Justin Gibbs, a co-founder of the Live-ex Wine Exchange in London, was asked to track sales of Troplong Mondot and two newer stars, Larcis Ducasse and Péby Faugères, over a five-year period when the overall Live-ex Bordeaux 500 index rose just 1.1%. Troplong Mondot was up 10.7%, Péby 22.4% and Larcis up 27%. “All three produced wines in 2009 and 2010 that were hailed by Parker,” Gibbs notes. “Troplong Mondot already had a broad following, and Péby Faugères and Larcis-Ducasse saw their stars rise as a result. The recent 2005 upgrades to 100 points for all three only cements the trend.” 

Others less-well-reviewed but well-funded east-siders are meanwhile having modest success. For example, the 2003 and 2004 Château Lassègue was selling at $49.00 in the two years following the Jackson-Seillan takeover, but has steadily moved to more than $100.00 a bottle for the 2012. At the same time, nearby Château de Candale and Château Bellefont-Belcier can each command only around $33.00 for recent vintages.

 “The wine trade is feeling a bit wary of the St-Émilion region at the moment after all the debacle about the repeated classifications and appeals,” L’If’s Morrison says. “There seems to be a general fatigue after all the hype and discussion. You may have noticed that many of us in the area don’t worry about the classification – we all simply have ‘Saint-Émilion Grand Cru’ [on the label], and that’s it. Rather like Pomerol, it is the market that decides which are the best wines and how much the wine drinker is willing to pay for them.”

“This has been a steady trend for 20 years as high scores from critics, particularly Parker and Suckling, have driven interest and sales,” says Rob Griffin of California-based distributor Wine Warehouse. “Generous publicity has come with the territory and helped make unknown areas more familiar. All the serious Bordeaux buyers have been focused on Right Bank hot spots for a long time and still are, but not to the exclusion of other exciting areas.”

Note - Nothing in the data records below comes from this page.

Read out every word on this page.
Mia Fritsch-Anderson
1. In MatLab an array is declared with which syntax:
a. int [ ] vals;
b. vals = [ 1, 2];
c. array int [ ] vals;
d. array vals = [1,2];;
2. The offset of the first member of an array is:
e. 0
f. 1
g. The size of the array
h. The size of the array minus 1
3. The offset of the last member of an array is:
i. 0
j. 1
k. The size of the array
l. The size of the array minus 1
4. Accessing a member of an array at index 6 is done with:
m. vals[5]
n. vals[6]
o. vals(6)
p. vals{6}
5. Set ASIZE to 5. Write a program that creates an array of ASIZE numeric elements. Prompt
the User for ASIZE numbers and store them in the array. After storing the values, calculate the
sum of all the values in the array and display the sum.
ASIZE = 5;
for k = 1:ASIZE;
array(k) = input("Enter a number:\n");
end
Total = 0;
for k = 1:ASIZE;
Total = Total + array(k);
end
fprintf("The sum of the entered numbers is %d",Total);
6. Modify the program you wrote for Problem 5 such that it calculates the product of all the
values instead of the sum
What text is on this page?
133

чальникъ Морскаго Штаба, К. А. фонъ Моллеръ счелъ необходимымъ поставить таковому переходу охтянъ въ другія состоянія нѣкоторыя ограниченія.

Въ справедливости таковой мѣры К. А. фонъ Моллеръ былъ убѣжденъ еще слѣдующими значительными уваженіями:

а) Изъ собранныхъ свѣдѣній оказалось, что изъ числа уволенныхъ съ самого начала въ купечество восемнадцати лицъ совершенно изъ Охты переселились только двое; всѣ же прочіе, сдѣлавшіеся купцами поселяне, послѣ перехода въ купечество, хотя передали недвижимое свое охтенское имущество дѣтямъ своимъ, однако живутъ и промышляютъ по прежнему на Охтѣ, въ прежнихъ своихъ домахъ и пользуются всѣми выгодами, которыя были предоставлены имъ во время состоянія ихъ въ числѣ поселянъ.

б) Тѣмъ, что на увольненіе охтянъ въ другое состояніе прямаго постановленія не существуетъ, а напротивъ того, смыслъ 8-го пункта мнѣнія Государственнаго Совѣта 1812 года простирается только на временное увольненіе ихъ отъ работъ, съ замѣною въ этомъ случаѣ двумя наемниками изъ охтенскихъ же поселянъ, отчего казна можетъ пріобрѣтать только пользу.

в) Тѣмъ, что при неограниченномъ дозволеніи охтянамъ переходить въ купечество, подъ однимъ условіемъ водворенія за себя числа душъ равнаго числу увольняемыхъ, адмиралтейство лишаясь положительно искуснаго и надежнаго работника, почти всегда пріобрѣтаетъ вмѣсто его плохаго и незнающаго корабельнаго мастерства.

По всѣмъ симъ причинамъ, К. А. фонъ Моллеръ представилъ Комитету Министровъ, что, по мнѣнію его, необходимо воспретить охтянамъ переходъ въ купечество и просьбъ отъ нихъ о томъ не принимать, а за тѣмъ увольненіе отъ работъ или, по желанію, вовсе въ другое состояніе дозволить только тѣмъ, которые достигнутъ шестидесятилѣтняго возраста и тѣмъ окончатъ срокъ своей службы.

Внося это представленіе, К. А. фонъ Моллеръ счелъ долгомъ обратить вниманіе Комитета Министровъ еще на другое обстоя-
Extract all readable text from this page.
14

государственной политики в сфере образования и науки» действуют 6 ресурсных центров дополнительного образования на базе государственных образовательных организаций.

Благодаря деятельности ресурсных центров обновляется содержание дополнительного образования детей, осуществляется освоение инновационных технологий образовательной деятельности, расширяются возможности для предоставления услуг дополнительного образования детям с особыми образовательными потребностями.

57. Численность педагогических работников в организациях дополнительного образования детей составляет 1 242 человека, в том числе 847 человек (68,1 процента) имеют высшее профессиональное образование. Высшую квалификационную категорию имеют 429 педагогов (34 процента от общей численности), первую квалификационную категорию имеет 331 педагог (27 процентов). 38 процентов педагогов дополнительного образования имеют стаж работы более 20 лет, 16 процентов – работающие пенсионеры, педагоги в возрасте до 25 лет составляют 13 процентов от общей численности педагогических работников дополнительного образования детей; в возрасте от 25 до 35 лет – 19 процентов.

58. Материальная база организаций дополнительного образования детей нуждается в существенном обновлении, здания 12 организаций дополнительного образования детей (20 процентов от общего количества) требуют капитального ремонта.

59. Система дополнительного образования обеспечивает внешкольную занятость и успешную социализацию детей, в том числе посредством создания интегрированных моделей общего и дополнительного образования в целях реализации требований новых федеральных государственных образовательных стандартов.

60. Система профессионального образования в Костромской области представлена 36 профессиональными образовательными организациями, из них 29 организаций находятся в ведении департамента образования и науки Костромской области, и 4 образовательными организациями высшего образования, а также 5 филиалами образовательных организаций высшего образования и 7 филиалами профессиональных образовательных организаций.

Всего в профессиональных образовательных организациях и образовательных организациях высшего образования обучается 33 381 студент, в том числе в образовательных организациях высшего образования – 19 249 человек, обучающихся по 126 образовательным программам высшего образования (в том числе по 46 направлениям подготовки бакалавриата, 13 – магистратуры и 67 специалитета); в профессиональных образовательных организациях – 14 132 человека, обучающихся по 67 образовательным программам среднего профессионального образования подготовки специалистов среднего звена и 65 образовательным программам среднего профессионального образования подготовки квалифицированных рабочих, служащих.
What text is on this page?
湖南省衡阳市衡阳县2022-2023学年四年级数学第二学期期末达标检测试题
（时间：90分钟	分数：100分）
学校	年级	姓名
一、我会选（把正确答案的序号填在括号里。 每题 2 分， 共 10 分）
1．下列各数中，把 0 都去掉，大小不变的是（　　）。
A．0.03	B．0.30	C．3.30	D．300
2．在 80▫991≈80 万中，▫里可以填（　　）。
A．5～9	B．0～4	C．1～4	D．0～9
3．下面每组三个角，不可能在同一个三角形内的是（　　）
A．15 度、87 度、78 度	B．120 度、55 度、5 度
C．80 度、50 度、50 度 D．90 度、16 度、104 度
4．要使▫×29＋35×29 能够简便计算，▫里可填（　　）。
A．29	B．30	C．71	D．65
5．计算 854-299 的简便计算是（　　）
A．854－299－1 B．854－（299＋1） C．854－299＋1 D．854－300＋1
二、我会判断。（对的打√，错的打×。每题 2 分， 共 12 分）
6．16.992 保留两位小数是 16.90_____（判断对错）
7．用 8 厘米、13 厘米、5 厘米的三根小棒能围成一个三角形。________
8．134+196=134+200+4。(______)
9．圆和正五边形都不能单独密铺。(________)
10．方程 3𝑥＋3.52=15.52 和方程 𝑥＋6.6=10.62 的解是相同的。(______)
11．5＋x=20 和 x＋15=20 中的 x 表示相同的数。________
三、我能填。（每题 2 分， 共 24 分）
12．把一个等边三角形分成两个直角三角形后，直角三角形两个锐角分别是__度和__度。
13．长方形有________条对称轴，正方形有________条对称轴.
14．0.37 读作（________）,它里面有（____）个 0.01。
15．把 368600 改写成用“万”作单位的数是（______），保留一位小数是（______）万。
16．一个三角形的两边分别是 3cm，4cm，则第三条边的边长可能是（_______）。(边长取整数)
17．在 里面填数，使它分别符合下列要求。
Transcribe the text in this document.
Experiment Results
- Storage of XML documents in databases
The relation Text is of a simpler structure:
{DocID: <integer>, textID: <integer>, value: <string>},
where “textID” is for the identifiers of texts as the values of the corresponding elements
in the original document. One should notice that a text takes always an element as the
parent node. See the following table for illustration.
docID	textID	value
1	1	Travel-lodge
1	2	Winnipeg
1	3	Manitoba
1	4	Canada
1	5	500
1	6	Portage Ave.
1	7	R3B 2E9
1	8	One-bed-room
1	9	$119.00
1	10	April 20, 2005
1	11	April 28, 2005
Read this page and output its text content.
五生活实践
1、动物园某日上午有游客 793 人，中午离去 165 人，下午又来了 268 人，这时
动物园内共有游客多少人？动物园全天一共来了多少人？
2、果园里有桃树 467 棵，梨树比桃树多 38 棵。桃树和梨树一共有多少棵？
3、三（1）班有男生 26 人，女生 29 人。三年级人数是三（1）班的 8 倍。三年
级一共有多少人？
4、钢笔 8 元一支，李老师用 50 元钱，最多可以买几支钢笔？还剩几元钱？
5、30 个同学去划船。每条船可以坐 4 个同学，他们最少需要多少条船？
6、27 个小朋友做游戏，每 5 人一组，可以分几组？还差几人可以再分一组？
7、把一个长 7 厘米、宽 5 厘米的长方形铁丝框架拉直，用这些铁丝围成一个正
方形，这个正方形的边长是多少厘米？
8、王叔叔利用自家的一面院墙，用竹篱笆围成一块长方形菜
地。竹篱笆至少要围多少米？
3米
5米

Neverthess, Bordeaux sales lag in the US. Even Parker has warned Bordeaux elders about the negative publicity around continued rising prices for first and second growths, while a younger crowd seems to find wines from elsewhere more exciting. “As we work with restaurants almost exclusively we pay absolutely zero attention to reviewers’ points,” says Philippe Newlin of Vintus, an American fine wine importer. “There was interest a few years ago in the garagistes from there,” says Michael Madrigale, head sommelier for chef Daniel Boulud’s chain of New York restaurants, “but I don’t think their reputation has improved any. They are part of the whole Bordeaux image problem.” 

For now, the sun is shining brightly in the east. The top chateaux have weathered the recession and they are still holding firm on the American market. The question is whether that cloud on the western horizon is a passing shadow or a gathering storm.